Is a law barring domestic abusers from owning guns unconstitutional? SCOTUS to decide | Opinion

On November 7, the Supreme Court heard an important case about gun rights that provides the court the opportunity to make clear that the government may regulate firearms to keep them out of the hands of dangerous people. United States v. Rahimi involves a federal law that prohibits those under a restraining order in a domestic violence case from having guns. It is a law that has saved untold numbers of lives, especially women’s lives. A federal court of appeals declared the law unconstitutional, and it is imperative that the Supreme Court reverse this and uphold the law.

From 1791, when the Second Amendment was written, until 2008, not once did the Supreme Court declare unconstitutional a federal, state or local gun regulation. In the handful of cases about the Second Amendment, the court always said that it was about protecting a right to have firearms for militia service.

Opinion

But in June 2008, in District of Columbia v. Heller, the court declared unconstitutional an ordinance that prevented owning or possessing a handgun. In a 5-4 decision, with the majority opinion written by Justice Antonin Scalia, the court held that the Second Amendment protects a right of an individual to have handguns in the home for the sake of security.

The court did not decide another case about the meaning of the Second Amendment for 14 years, until New York State Rifle and Pistol Association v. Bruen in June 2022. In a 6-3 ruling, the court declared unconstitutional a New York law that had been on the books for over a century that prohibited having a gun in public without a permit. Justice Clarence Thomas wrote the majority opinion, saying a gun regulation would be allowed only if it was of a type that was historically permitted.

The case currently before the court involves 23-year-old Zackey Rahimi, who physically abused his girlfriend. A Texas court, after a hearing, issued a restraining order against Rahimi for a two-year period which prohibited him from having a firearm and informed him that such possession would be a federal felony.

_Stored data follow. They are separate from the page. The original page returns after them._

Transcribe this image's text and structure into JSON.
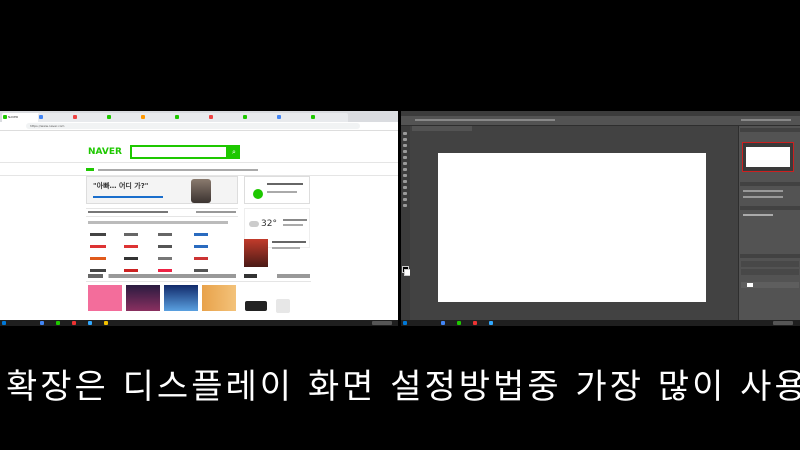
{
  "left_monitor": {
    "browser": {
      "tabs": [
        {
          "label": "NAVER",
          "active": true
        },
        {
          "label": "",
          "active": false
        },
        {
          "label": "",
          "active": false
        },
        {
          "label": "",
          "active": false
        },
        {
          "label": "",
          "active": false
        },
        {
          "label": "",
          "active": false
        },
        {
          "label": "",
          "active": false
        },
        {
          "label": "",
          "active": false
        },
        {
          "label": "",
          "active": false
        },
        {
          "label": "",
          "active": false
        }
      ],
      "url": "https://www.naver.com"
    },
    "naver": {
      "logo": "NAVER",
      "search_icon": "search-icon",
      "brand_color": "#1EC800",
      "banner": {
        "headline": "\"아빠… 어디 가?\""
      },
      "weather": {
        "temperature": "32°"
      }
    }
  },
  "right_monitor": {
    "photoshop": {
      "canvas_color": "#FFFFFF",
      "selection_color": "#CC2020"
    }
  },
  "subtitle": "확장은 디스플레이 화면 설정방법중 가장 많이 사용되는 방법입니다."
}
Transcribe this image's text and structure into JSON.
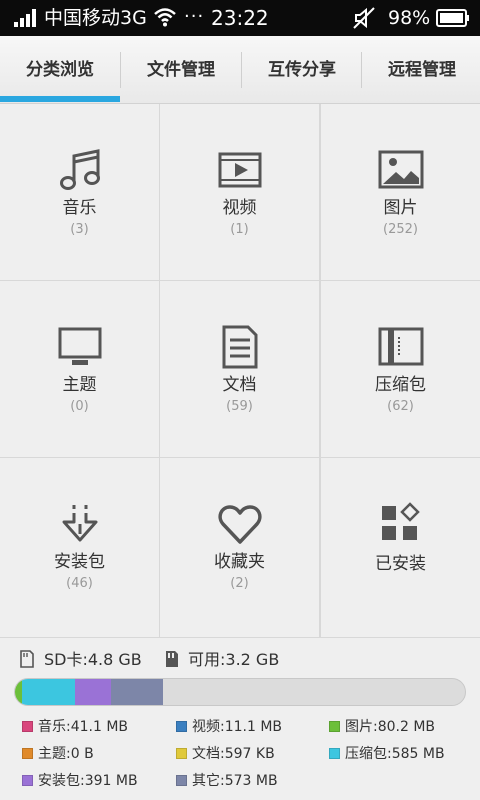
{
  "status_bar": {
    "carrier": "中国移动3G",
    "dots": "···",
    "time": "23:22",
    "battery": "98%"
  },
  "tabs": [
    {
      "label": "分类浏览",
      "active": true
    },
    {
      "label": "文件管理",
      "active": false
    },
    {
      "label": "互传分享",
      "active": false
    },
    {
      "label": "远程管理",
      "active": false
    }
  ],
  "categories": [
    {
      "name": "音乐",
      "count": "(3)",
      "icon": "music-icon"
    },
    {
      "name": "视频",
      "count": "(1)",
      "icon": "video-icon"
    },
    {
      "name": "图片",
      "count": "(252)",
      "icon": "image-icon"
    },
    {
      "name": "主题",
      "count": "(0)",
      "icon": "theme-icon"
    },
    {
      "name": "文档",
      "count": "(59)",
      "icon": "document-icon"
    },
    {
      "name": "压缩包",
      "count": "(62)",
      "icon": "archive-icon"
    },
    {
      "name": "安装包",
      "count": "(46)",
      "icon": "install-package-icon"
    },
    {
      "name": "收藏夹",
      "count": "(2)",
      "icon": "favorites-icon"
    },
    {
      "name": "已安装",
      "count": "",
      "icon": "installed-apps-icon"
    }
  ],
  "storage": {
    "sd_card": "SD卡:4.8 GB",
    "available": "可用:3.2 GB",
    "segments": [
      {
        "color": "#6cbf3a",
        "fraction": 0.016
      },
      {
        "color": "#3cc6e0",
        "fraction": 0.118
      },
      {
        "color": "#9a72d6",
        "fraction": 0.08
      },
      {
        "color": "#7d86a8",
        "fraction": 0.116
      }
    ],
    "legend": [
      {
        "label": "音乐:41.1 MB",
        "color": "#d9467d"
      },
      {
        "label": "视频:11.1 MB",
        "color": "#3a7fc0"
      },
      {
        "label": "图片:80.2 MB",
        "color": "#6cbf3a"
      },
      {
        "label": "主题:0 B",
        "color": "#e08a2a"
      },
      {
        "label": "文档:597 KB",
        "color": "#e0c93a"
      },
      {
        "label": "压缩包:585 MB",
        "color": "#3cc6e0"
      },
      {
        "label": "安装包:391 MB",
        "color": "#9a72d6"
      },
      {
        "label": "其它:573 MB",
        "color": "#7d86a8"
      }
    ]
  }
}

Rahimi was later the suspect in a number of crimes where a firearm was used. The police obtained a search warrant and, upon searching his home, found a number of guns and a large amount of ammunition. He was indicted for violating the federal statute forbidding those covered by a protective order in a domestic violence case from having a gun.

Rahimi asked the federal district court to declare the federal law unconstitutional. After it ruled against him, Rahimi pled guilty and was sentenced to 73 months in prison followed by three years of supervised release.

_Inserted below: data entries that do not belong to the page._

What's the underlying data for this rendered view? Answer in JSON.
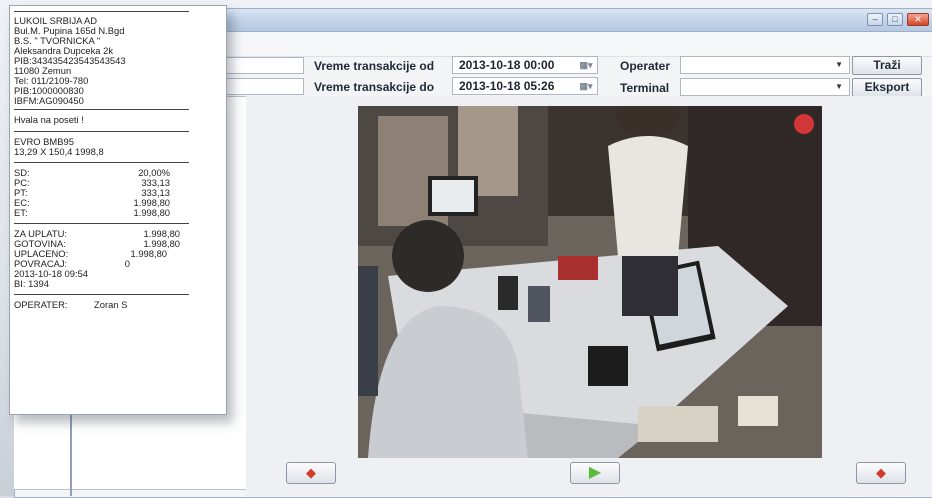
{
  "filters": {
    "from_label": "Vreme transakcije od",
    "from_value": "2013-10-18 00:00",
    "to_label": "Vreme transakcije do",
    "to_value": "2013-10-18 05:26",
    "operator_label": "Operater",
    "terminal_label": "Terminal",
    "search_button": "Traži",
    "export_button": "Eksport"
  },
  "receipt": {
    "header": [
      "LUKOIL SRBIJA AD",
      "Bul.M. Pupina 165d N.Bgd",
      "B.S.  \" TVORNICKA \"",
      "Aleksandra Dupceka 2k",
      "PIB:343435423543543543",
      "11080 Zemun",
      "Tel: 011/2109-780",
      "PIB:1000000830",
      "IBFM:AG090450"
    ],
    "thanks": "Hvala na poseti !",
    "product": "EVRO BMB95",
    "product_line": "13,29 X 150,4   1998,8",
    "taxes": [
      {
        "label": "SD:",
        "value": "20,00%"
      },
      {
        "label": "PC:",
        "value": "333,13"
      },
      {
        "label": "PT:",
        "value": "333,13"
      },
      {
        "label": "EC:",
        "value": "1.998,80"
      },
      {
        "label": "ET:",
        "value": "1.998,80"
      }
    ],
    "totals": [
      {
        "label": "ZA UPLATU:",
        "value": "1.998,80"
      },
      {
        "label": "GOTOVINA:",
        "value": "1.998,80"
      },
      {
        "label": "UPLACENO:",
        "value": "1.998,80"
      },
      {
        "label": "POVRACAJ:",
        "value": "0"
      }
    ],
    "datetime": "2013-10-18   09:54",
    "bi": "BI: 1394",
    "operator_label": "OPERATER:",
    "operator_name": "Zoran S"
  },
  "icons": {
    "calendar": "calendar-icon",
    "prev": "arrow-left-icon",
    "play": "play-icon",
    "next": "arrow-right-icon"
  }
}
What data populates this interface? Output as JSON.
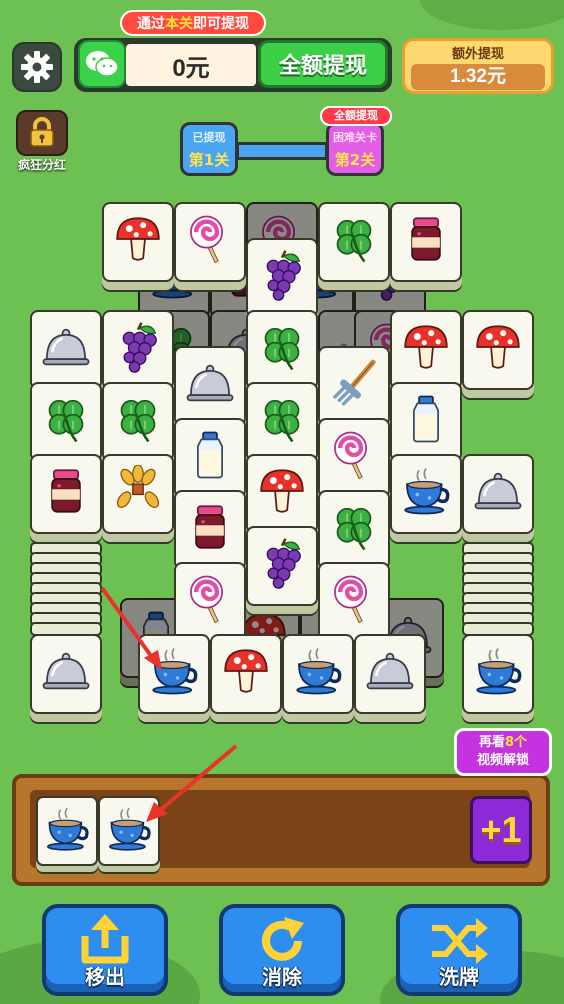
{
  "header": {
    "hint_prefix": "通过",
    "hint_highlight": "本关",
    "hint_suffix": "即可提现",
    "balance": "0元",
    "withdraw_all": "全额提现",
    "extra_label": "额外提现",
    "extra_value": "1.32元"
  },
  "sidebar": {
    "chest_label": "疯狂分红"
  },
  "progress": {
    "done_label": "已提现",
    "level1": "第1关",
    "hard_tag": "全额提现",
    "hard_label": "困难关卡",
    "level2": "第2关"
  },
  "board": {
    "tiles": [
      {
        "icon": "mushroom"
      },
      {
        "icon": "lollipop"
      },
      {
        "icon": "clover"
      },
      {
        "icon": "jam"
      },
      {
        "icon": "grapes"
      },
      {
        "icon": "cloche"
      },
      {
        "icon": "grapes"
      },
      {
        "icon": "clover"
      },
      {
        "icon": "mushroom"
      },
      {
        "icon": "mushroom"
      },
      {
        "icon": "cloche"
      },
      {
        "icon": "rake"
      },
      {
        "icon": "clover"
      },
      {
        "icon": "clover"
      },
      {
        "icon": "milk"
      },
      {
        "icon": "clover"
      },
      {
        "icon": "lollipop"
      },
      {
        "icon": "milk"
      },
      {
        "icon": "jam"
      },
      {
        "icon": "wheat"
      },
      {
        "icon": "mushroom"
      },
      {
        "icon": "teacup"
      },
      {
        "icon": "cloche"
      },
      {
        "icon": "jam"
      },
      {
        "icon": "clover"
      },
      {
        "icon": "grapes"
      },
      {
        "icon": "lollipop"
      },
      {
        "icon": "lollipop"
      },
      {
        "icon": "cloche"
      },
      {
        "icon": "teacup"
      },
      {
        "icon": "mushroom"
      },
      {
        "icon": "teacup"
      },
      {
        "icon": "cloche"
      },
      {
        "icon": "teacup"
      }
    ]
  },
  "tray": {
    "slots": [
      {
        "icon": "teacup"
      },
      {
        "icon": "teacup"
      }
    ],
    "unlock_prefix": "再看",
    "unlock_count": "8个",
    "unlock_suffix": "视频解锁",
    "add_slot_label": "+1"
  },
  "actions": {
    "move_out": "移出",
    "eliminate": "消除",
    "shuffle": "洗牌"
  },
  "colors": {
    "grass": "#6dc152",
    "tray_wood": "#b8752c",
    "button_blue": "#2e8ef0",
    "accent_red": "#ff4a3d",
    "accent_purple": "#8b2ad6"
  }
}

On appeal, the United States Court of Appeals for the Fifth Circuit declared the federal statute unconstitutional. The Fifth Circuit explained that there were not such laws disarming domestic abusers in 1791 when the Second Amendment was adopted, thereby making this law unconstitutional under the Supreme Court’s approach prescribed in Bruen.

This analysis is surely wrong. The fact that there were not laws against domestic violence in 1791 should not dictate a ruling today. When the Constitution was written, married women were considered the property of their husbands. They could not enter into contracts and did not have protection from physical abuse. It is absurd to limit the Constitution’s meaning in 2023 to what was thought over 200 years ago. As the United States argued in its brief, “Congress may disarm persons subject to protective orders even if the Founders did not.”

It appears from the oral arguments on November 7 that a majority of the court will uphold the law. Most likely, it will do so narrowly, concluding that even in 1791 there were restrictions on dangerous people having guns. This would also be a basis for upholding federal and state laws prohibiting convicted felons from having firearms.

Hopefully, the court will reject the purely historical approach to the Second Amendment that it adopted in Bruen and allow government regulation of guns that advance public safety. Under this, the government should be able to ban weapons like the AR-15, large capacity ammunition magazines and guns without serial numbers (also known as ghost guns).

Even better, the court could say the Second Amendment is just about a right to have guns for militia service. That, however, is a highly unlikely outcome.

Erwin Chemerinsky is the dean and a professor at the UC Berkeley School of Law.